Por favor, Senhor, deixa-me salvar mais um

A história incrível do soldado americano que participou numa das batalhas mais sangrentas da Segunda Guerra Mundial e salvou 75 colegas sem disparar um único tiro valeu ao polémico Mel Gibson o perdão de Hollywood. “O herói de Hacksaw Ridge” está nomeado para seis óscares: melhor filme, melhor realizador, melhor ator, melhor edição, melhor edição de som e melhor mistura de som

CRÉDITOS: CONTA NO FACEBOOK DE "O HERÓI DE HACKSAW RIDGE”

Corria o ano de 2006 quando Mel Gibson se tornou um célebre exilado do mundo de Hollywood, um ator e realizador outrora elogiado e então caído em desgraça. Em julho desse ano, o homem que dirigiu filmes tão célebres como “Braveheart” ou “A Paixão de Cristo” foi parado pela polícia quando conduzia em excesso de velocidade e alcoolizado, com uma garrafa de tequila ao lado. Quando os agentes o obrigaram a parar, Gibson deu início a um insultuoso discurso antissemita que cedo veio a público.

Os dez anos que se seguiram não foram os melhores para a carreira ou a reputação do realizador. Em 2008, chegava à imprensa uma gravação de Gibson, entretanto acusado de violência doméstica, a maltratar e ameaçar a namorada, Oksana Grigorieva. Desde então, por entre os poucos filmes em que participou, o seu nome passou a ser sinónimo de insultos ou de piadas negras, como aconteceu em sucessivas cerimónias dos Globos de Ouro apresentadas pelo comediante Ricky Gervais em anos recentes.
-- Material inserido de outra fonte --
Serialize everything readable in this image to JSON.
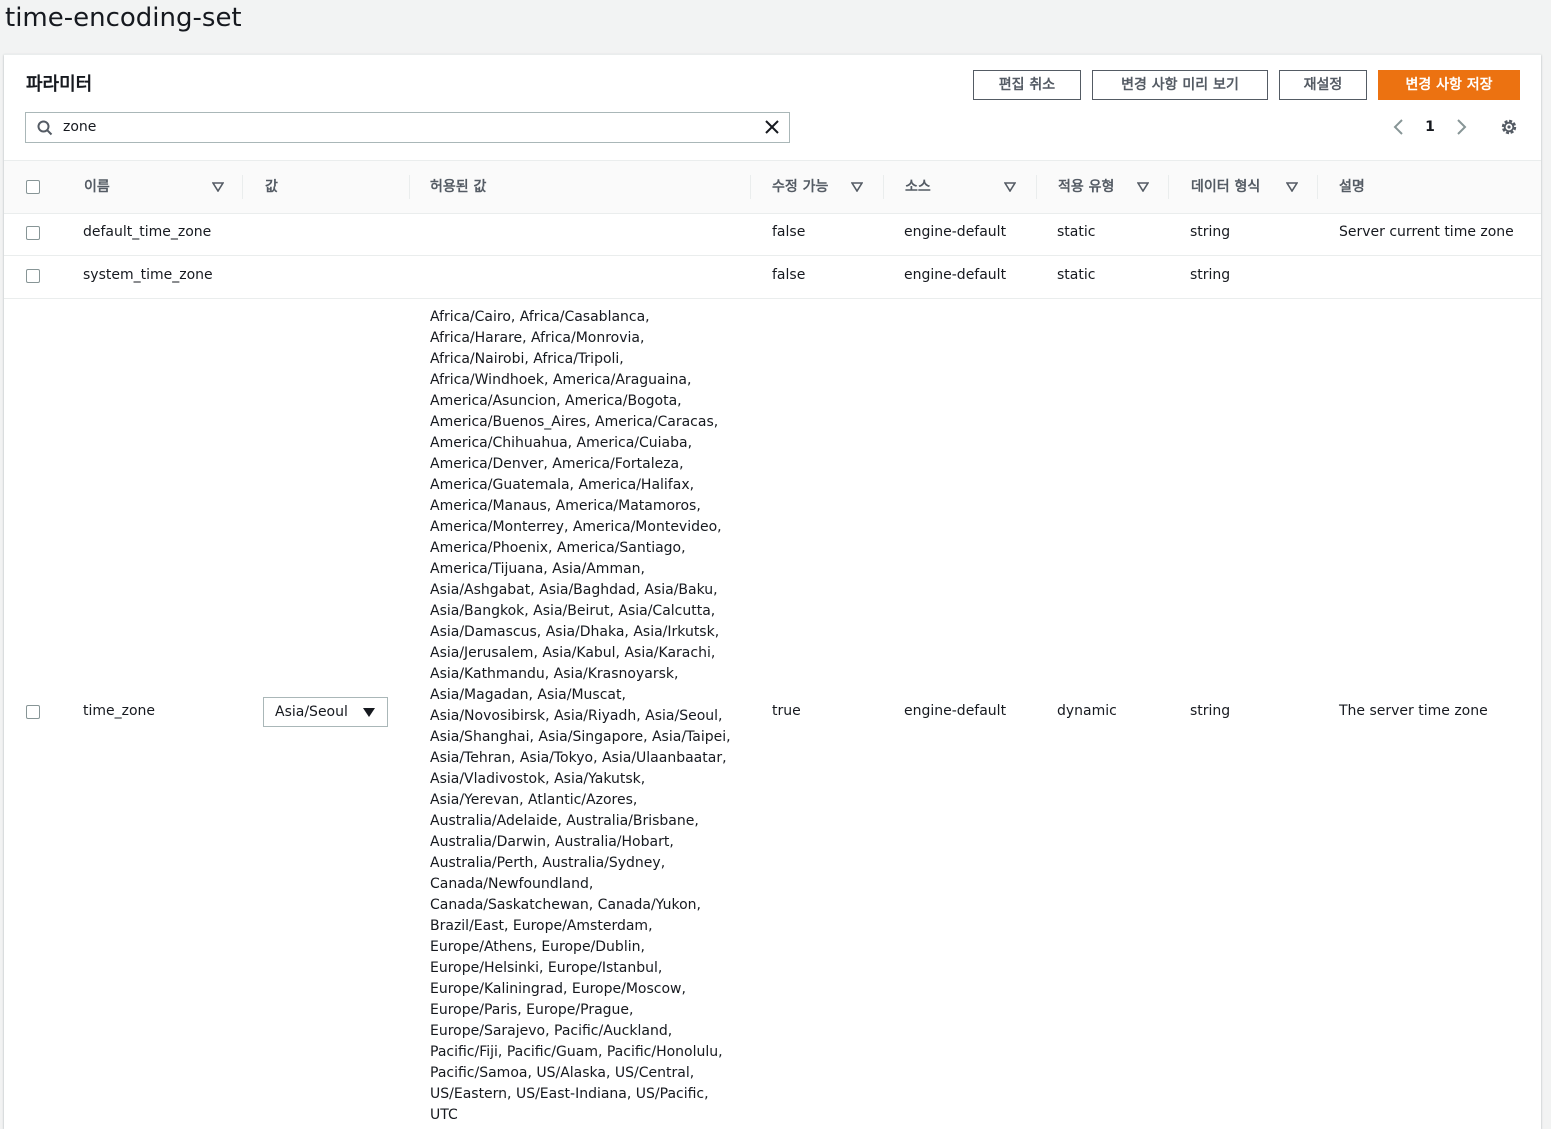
{
  "page": {
    "title": "time-encoding-set"
  },
  "panel": {
    "title": "파라미터",
    "buttons": {
      "cancel_edit": "편집 취소",
      "preview_changes": "변경 사항 미리 보기",
      "reset": "재설정",
      "save_changes": "변경 사항 저장"
    },
    "search": {
      "value": "zone",
      "icon": "search-icon",
      "clear_icon": "close-icon"
    },
    "pagination": {
      "current_page": "1"
    },
    "colors": {
      "primary": "#ec7211",
      "border": "#aab7b8",
      "header_bg": "#fafafa"
    }
  },
  "table": {
    "columns": {
      "name": "이름",
      "value": "값",
      "allowed_values": "허용된 값",
      "modifiable": "수정 가능",
      "source": "소스",
      "apply_type": "적용 유형",
      "data_type": "데이터 형식",
      "description": "설명"
    },
    "rows": [
      {
        "name": "default_time_zone",
        "value": "",
        "allowed_values": [],
        "modifiable": "false",
        "source": "engine-default",
        "apply_type": "static",
        "data_type": "string",
        "description": "Server current time zone"
      },
      {
        "name": "system_time_zone",
        "value": "",
        "allowed_values": [],
        "modifiable": "false",
        "source": "engine-default",
        "apply_type": "static",
        "data_type": "string",
        "description": ""
      },
      {
        "name": "time_zone",
        "value": "Asia/Seoul",
        "allowed_values": [
          "Africa/Cairo, Africa/Casablanca,",
          "Africa/Harare, Africa/Monrovia,",
          "Africa/Nairobi, Africa/Tripoli,",
          "Africa/Windhoek, America/Araguaina,",
          "America/Asuncion, America/Bogota,",
          "America/Buenos_Aires, America/Caracas,",
          "America/Chihuahua, America/Cuiaba,",
          "America/Denver, America/Fortaleza,",
          "America/Guatemala, America/Halifax,",
          "America/Manaus, America/Matamoros,",
          "America/Monterrey, America/Montevideo,",
          "America/Phoenix, America/Santiago,",
          "America/Tijuana, Asia/Amman,",
          "Asia/Ashgabat, Asia/Baghdad, Asia/Baku,",
          "Asia/Bangkok, Asia/Beirut, Asia/Calcutta,",
          "Asia/Damascus, Asia/Dhaka, Asia/Irkutsk,",
          "Asia/Jerusalem, Asia/Kabul, Asia/Karachi,",
          "Asia/Kathmandu, Asia/Krasnoyarsk,",
          "Asia/Magadan, Asia/Muscat,",
          "Asia/Novosibirsk, Asia/Riyadh, Asia/Seoul,",
          "Asia/Shanghai, Asia/Singapore, Asia/Taipei,",
          "Asia/Tehran, Asia/Tokyo, Asia/Ulaanbaatar,",
          "Asia/Vladivostok, Asia/Yakutsk,",
          "Asia/Yerevan, Atlantic/Azores,",
          "Australia/Adelaide, Australia/Brisbane,",
          "Australia/Darwin, Australia/Hobart,",
          "Australia/Perth, Australia/Sydney,",
          "Canada/Newfoundland,",
          "Canada/Saskatchewan, Canada/Yukon,",
          "Brazil/East, Europe/Amsterdam,",
          "Europe/Athens, Europe/Dublin,",
          "Europe/Helsinki, Europe/Istanbul,",
          "Europe/Kaliningrad, Europe/Moscow,",
          "Europe/Paris, Europe/Prague,",
          "Europe/Sarajevo, Pacific/Auckland,",
          "Pacific/Fiji, Pacific/Guam, Pacific/Honolulu,",
          "Pacific/Samoa, US/Alaska, US/Central,",
          "US/Eastern, US/East-Indiana, US/Pacific,",
          "UTC"
        ],
        "modifiable": "true",
        "source": "engine-default",
        "apply_type": "dynamic",
        "data_type": "string",
        "description": "The server time zone"
      }
    ]
  }
}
“Sou uma pessoa diferente em relação ao que era no passado. Mas o que permanece igual é que acho que sempre fui capaz de contar uma história”, dizia em outubro à “USA Today”, no início da sua ressurreição. Em entrevista com a “Deadline”, refletiu recentemente, aos 61 anos: “Trabalhei muito em mim próprio nos últimos dez anos. Fui deliberadamente discreto… Acho que a melhor maneira de alguém demonstrar que está arrependido é mudar e é isso que tenho estado a fazer e estou simplesmente feliz por estar neste ponto.”

Em 2017, parece óbvio que Hollywood está pronta para perdoar a Gibson os seus pecados e terminar o período de expiação que o realizador ainda passava. Para isso, foram precisos quase 11 anos de discrição da parte do ator e um guião que lhe chegou às mãos e que conseguiu voltar a fazer com que exiba o melhor dos seus talentos, o talento para cenas de ação, e assim renascer das cinzas.

Esse guião é o de “O herói de Hacksaw Ridge”, um épico de guerra ao mais perfeito estilo americano e patriótico, uma história de um herói humilde que participou numa das batalhas mais sangrentas do segundo conflito mundial. A humildade do homem que esteve lá em carne e osso, Desmond Ross, 71 anos antes de ser retratado no grande ecrã, está patente até no processo demorado que levou Gibson a conseguir concretizar um projeto há muito esperado.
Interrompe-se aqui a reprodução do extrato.